ヨーロッパでは、国家のかたちそのものが静かに組み替えられました。ノルウェーはスウェーデンとの連合解消(Dissolution of the union between Norway and Sweden, 1905年6月7日)を宣言し、国民投票(Norwegian union dissolution referendum, 1905年8月13日)で独立支持が圧倒的多数となり、独立承認(Dissolution of the union between Norway and Sweden, 1905年10月26日)へと至ります。フランスでは1905年政教分離法(Law of 9 December 1905 on the Separation of Churches and State, 1905年12月9日)が成立し、宗教と国家の距離を制度として定義し直しました。同時に、帝国主義的競合も緊張を高め、第一次モロッコ事件(First Moroccan Crisis, 1905–1906)は列強の同盟関係を試す危機となります。英領インドではベンガル分割(Partition of Bengal, 1905年10月16日)が実施され、植民地統治の行政合理化が、民族運動の高揚と衝突しうることを示しました。中東でも、イラン(当時ペルシア)で立憲運動(Persian Constitutional Revolution, 1905–1911)へ連なる抗議が拡大し、政治参加と統治の再設計が焦点化していきます。
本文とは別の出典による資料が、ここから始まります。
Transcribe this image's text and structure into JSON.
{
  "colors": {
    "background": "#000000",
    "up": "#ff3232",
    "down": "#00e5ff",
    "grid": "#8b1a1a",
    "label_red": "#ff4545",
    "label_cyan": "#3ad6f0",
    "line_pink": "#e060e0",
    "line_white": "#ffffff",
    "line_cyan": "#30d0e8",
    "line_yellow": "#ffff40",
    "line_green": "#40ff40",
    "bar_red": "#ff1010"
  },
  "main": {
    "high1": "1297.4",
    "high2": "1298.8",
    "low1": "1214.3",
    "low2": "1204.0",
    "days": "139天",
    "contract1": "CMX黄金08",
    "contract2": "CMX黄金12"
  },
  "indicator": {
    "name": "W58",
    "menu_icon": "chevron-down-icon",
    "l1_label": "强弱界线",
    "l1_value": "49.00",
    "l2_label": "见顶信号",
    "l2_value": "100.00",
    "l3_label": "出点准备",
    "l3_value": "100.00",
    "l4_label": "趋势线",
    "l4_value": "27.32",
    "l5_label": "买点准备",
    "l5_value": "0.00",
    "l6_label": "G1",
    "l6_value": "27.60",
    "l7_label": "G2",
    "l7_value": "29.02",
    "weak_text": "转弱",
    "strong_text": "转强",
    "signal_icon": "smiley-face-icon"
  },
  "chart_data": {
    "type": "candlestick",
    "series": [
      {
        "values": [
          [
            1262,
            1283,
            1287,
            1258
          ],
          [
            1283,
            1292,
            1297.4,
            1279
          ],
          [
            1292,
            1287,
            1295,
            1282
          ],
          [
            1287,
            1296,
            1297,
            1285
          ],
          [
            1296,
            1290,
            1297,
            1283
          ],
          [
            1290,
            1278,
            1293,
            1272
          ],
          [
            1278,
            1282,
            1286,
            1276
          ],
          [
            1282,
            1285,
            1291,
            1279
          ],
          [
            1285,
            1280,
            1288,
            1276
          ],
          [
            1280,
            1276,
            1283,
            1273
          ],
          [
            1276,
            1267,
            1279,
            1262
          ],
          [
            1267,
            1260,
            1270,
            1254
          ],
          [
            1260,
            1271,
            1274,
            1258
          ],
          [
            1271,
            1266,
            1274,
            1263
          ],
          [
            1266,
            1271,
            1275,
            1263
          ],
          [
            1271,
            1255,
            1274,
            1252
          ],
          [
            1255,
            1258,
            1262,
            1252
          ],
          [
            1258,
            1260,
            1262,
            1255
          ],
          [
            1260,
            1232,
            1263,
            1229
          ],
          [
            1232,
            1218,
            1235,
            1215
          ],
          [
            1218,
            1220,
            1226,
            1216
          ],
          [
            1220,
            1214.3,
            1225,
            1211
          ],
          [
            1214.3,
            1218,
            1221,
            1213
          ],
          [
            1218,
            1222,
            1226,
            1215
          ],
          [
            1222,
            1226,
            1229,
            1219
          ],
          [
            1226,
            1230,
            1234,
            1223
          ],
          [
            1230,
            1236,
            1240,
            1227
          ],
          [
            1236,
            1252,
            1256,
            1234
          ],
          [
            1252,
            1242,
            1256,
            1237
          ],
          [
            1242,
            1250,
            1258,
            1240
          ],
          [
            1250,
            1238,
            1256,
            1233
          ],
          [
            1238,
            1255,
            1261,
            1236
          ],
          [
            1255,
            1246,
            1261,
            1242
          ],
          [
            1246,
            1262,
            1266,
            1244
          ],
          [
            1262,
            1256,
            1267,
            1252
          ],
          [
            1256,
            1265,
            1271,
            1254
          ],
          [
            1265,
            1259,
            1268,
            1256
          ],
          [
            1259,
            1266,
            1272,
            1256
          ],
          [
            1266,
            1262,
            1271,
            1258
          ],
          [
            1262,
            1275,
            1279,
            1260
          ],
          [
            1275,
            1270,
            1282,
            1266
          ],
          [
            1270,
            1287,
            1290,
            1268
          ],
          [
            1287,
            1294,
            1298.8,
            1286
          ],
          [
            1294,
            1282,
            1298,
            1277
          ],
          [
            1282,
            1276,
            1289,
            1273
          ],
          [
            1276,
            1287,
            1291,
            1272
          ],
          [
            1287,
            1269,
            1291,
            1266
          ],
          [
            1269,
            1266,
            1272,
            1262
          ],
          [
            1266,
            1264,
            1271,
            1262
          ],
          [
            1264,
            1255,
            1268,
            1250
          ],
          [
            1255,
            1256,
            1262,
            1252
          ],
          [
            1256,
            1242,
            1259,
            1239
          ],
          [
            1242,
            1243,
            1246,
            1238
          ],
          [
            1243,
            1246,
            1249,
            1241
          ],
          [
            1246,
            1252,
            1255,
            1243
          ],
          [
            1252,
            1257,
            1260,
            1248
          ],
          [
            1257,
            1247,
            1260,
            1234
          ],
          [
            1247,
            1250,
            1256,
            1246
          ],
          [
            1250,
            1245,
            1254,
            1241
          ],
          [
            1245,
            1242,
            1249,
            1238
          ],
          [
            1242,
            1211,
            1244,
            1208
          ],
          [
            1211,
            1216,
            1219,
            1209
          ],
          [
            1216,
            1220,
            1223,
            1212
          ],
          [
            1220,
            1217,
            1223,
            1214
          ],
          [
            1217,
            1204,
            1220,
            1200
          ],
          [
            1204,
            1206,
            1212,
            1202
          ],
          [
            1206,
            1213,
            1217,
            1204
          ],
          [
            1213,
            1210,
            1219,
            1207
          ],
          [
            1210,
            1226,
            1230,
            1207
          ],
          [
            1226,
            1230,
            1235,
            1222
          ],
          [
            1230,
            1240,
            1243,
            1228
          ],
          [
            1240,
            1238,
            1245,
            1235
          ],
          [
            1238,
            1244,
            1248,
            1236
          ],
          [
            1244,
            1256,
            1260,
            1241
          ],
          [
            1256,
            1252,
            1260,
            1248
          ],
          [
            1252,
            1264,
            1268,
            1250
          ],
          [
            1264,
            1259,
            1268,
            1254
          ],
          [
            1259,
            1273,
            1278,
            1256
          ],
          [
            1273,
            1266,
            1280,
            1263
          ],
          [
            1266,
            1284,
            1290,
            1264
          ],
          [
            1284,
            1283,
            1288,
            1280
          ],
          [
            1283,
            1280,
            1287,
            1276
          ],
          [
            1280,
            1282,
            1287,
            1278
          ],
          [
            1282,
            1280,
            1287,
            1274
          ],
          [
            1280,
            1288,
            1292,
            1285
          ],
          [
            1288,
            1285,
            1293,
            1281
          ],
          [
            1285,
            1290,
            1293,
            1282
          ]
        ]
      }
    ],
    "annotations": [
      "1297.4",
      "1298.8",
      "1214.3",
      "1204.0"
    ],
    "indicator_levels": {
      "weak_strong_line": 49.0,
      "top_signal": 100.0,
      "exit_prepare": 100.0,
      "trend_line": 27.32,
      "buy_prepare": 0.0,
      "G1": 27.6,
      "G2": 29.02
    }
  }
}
科学と文化は、社会の速度をさらに上げました。アルベルト・アインシュタイン(Albert Einstein, 1879–1955)は1905年に複数の論文を発表し、光電効果、ブラウン運動、特殊相対性理論、質量とエネルギーの等価など、20世紀物理学の骨格を一気に押し広げます。芸術では、サロン・ドートンヌ(Salon d’Automne, 1905年)で「フォーヴ(Fauves)」という呼称が定着し、色彩と感覚の過激な更新が可視化されました。娯楽の側では、ピッツバーグで最初期の常設映画館とされるニッケロデオン(Nickelodeon, 1905年6月19日開業)が登場し、短時間・低料金で反復的に体験できる視覚娯楽が都市の回路に組み込まれていきます。録音・再生技術が家庭と街の消費文化に浸透していく流れは、こうした映像興行や大衆雑誌、広告、労働時間の再編と同じ地平で加速していきました。さらに、ベルタ・フォン・ズットナー(Bertha von Suttner, 1843–1914)が1905年のノーベル平和賞(Nobel Peace Prize, 1905)を受賞し、戦争の時代に対抗する理念の国際化も進みます。